Bounds on the gradient in Lebesgue spaces with large exponents

A new, shorter proof of the global nonlinear Calderón-Zygmund theory

Extension of estimates to the singular case with no scaling deficit

Abstract

We study regularity results for nonlinear parabolic systems of $p$-Laplacian type with inhomogeneous boundary and initial data, with $p\in(\frac{2n}{n+2},\infty)$. We show bounds on the gradient of solutions in the Lebesgue-spaces with arbitrary large integrability exponents and natural dependences on the right hand side and the boundary data. In particular, we provide a new proof of the global non-linear Calder\'on-Zygmund theory for such systems.

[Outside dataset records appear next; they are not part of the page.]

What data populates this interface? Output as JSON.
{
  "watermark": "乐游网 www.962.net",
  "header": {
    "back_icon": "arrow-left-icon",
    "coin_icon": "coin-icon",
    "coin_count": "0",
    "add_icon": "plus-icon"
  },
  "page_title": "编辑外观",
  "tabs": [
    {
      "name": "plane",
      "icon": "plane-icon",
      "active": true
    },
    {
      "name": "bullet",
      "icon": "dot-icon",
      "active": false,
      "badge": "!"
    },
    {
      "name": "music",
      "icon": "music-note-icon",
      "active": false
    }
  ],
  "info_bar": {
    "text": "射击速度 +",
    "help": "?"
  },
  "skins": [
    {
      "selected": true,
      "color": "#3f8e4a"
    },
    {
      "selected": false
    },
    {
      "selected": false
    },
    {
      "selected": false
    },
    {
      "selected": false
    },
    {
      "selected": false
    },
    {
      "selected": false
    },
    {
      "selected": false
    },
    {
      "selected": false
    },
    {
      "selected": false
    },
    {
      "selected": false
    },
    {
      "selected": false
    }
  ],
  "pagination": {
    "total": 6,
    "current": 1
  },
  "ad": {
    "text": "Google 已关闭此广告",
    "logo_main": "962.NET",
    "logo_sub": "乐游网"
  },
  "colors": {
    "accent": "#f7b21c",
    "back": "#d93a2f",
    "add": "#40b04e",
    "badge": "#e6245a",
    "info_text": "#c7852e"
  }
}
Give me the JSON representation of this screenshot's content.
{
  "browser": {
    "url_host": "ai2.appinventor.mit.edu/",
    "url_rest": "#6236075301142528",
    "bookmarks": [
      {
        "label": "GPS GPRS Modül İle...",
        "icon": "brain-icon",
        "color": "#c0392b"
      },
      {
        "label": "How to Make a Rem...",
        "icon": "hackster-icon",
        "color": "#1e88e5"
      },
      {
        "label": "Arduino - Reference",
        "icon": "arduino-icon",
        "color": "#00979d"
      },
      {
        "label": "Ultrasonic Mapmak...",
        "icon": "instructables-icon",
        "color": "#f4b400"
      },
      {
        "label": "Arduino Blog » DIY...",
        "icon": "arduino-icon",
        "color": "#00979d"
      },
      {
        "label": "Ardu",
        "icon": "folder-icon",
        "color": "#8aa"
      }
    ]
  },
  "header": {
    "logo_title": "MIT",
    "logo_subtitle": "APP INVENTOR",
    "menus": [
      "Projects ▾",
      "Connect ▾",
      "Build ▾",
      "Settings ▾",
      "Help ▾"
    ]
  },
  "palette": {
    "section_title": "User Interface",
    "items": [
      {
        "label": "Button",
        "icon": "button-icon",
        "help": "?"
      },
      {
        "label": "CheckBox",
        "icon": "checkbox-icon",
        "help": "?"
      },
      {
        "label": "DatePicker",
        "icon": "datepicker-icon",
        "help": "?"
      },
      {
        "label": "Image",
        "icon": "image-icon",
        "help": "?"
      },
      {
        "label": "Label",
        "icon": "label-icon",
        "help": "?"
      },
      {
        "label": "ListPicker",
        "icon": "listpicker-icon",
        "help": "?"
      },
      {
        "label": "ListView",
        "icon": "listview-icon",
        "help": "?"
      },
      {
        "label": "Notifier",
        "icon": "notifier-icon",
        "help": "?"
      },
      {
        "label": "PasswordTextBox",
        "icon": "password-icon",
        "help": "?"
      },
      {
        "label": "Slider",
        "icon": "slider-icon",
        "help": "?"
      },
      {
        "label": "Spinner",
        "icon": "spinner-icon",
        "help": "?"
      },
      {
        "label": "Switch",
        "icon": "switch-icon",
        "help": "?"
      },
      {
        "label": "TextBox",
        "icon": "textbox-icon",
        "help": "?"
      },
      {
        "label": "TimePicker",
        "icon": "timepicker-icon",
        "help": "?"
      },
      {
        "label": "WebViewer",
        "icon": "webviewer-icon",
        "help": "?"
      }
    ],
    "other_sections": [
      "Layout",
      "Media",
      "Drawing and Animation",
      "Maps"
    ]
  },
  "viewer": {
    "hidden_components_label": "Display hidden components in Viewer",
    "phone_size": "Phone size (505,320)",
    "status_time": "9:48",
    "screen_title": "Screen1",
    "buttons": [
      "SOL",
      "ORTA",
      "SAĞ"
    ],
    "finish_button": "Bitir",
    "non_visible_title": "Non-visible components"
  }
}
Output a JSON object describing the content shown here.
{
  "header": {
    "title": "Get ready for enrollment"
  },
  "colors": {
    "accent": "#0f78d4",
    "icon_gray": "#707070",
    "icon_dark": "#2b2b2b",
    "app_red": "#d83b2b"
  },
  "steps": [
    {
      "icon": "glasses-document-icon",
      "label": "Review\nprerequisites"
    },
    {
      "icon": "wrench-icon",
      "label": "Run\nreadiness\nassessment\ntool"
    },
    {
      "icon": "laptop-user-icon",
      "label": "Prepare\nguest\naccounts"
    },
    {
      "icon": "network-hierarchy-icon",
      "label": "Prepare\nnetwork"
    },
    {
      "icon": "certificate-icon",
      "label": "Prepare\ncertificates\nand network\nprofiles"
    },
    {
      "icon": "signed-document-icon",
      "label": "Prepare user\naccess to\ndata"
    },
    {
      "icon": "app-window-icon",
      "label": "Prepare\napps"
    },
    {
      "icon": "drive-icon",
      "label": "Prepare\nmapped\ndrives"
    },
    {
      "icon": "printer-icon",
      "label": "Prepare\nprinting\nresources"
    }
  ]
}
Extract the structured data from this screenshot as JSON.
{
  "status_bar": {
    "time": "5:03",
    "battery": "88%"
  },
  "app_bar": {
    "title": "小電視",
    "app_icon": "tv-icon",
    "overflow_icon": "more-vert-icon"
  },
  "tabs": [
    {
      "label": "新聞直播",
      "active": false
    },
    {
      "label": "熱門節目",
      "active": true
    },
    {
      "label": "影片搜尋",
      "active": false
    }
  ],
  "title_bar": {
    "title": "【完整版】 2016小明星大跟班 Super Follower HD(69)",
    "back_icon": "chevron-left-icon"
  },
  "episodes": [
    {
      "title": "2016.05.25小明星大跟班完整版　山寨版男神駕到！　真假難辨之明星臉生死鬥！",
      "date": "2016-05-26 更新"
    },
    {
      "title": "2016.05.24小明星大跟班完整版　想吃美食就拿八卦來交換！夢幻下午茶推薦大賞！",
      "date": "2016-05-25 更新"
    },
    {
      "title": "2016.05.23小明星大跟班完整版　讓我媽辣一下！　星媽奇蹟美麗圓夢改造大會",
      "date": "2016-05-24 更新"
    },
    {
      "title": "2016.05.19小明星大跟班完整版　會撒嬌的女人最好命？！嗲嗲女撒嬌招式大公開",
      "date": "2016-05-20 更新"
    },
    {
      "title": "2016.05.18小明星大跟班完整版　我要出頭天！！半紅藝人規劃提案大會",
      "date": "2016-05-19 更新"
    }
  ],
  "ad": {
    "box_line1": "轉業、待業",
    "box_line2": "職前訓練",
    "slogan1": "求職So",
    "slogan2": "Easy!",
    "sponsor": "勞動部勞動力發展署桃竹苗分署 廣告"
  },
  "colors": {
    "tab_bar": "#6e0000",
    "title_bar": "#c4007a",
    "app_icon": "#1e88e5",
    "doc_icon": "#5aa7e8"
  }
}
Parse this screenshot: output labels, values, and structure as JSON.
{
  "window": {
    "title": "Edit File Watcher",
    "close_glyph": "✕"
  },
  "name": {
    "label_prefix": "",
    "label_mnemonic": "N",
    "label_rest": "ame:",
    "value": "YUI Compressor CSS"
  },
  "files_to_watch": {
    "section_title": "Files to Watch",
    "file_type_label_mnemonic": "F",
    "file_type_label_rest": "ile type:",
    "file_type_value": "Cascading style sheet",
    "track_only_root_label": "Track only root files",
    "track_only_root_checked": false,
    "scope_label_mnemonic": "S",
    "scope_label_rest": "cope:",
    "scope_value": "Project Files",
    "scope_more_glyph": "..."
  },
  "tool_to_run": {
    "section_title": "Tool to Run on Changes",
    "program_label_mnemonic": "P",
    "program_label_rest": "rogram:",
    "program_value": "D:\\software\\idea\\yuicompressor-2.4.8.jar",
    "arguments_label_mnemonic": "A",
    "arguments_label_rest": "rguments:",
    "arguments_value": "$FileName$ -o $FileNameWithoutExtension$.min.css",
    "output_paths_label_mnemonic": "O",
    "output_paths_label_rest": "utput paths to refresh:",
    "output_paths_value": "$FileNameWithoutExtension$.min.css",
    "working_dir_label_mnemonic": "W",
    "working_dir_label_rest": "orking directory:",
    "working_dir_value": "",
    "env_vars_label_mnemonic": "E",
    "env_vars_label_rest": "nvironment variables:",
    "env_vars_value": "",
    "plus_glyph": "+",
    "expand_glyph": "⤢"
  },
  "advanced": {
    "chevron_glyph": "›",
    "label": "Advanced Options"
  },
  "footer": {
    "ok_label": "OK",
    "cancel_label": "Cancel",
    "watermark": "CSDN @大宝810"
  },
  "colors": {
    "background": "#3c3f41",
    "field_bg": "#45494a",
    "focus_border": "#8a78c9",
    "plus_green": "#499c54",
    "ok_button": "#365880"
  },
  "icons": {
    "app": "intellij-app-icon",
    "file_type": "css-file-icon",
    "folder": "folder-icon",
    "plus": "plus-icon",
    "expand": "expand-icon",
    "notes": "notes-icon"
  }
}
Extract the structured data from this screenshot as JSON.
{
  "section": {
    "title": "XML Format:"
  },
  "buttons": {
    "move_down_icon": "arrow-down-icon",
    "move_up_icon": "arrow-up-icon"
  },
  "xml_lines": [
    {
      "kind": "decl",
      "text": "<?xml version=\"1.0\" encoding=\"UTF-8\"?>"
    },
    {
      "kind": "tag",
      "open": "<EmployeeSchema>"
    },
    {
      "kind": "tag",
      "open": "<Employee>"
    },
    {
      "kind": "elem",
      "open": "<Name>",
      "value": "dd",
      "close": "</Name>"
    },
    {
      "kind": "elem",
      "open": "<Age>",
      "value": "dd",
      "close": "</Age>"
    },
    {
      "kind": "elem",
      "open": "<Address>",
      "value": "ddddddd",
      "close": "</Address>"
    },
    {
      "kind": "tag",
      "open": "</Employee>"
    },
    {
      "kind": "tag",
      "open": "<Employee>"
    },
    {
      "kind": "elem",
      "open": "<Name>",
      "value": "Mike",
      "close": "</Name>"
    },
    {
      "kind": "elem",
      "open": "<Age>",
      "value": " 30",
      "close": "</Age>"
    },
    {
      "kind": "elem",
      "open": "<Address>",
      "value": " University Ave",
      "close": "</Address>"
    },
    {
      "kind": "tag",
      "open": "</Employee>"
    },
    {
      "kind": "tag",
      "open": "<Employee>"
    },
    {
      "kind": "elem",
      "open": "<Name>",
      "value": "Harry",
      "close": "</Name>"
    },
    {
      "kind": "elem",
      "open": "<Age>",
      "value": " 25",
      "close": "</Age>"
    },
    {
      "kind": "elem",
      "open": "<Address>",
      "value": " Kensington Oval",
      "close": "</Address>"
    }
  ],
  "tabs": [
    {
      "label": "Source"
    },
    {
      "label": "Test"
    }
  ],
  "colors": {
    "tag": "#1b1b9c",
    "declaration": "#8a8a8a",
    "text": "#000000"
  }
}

Our method makes use of direct estimates on the solution minus its boundary values and hence is considerably shorter than the available higher integrability results. Technically interesting is the fact that our parabolic estimates have no scaling deficit with respect to the leading order term. Moreover, in the singular case, $p\in(\frac{2n}{n+2},2]$, any scaling deficit can be omitted.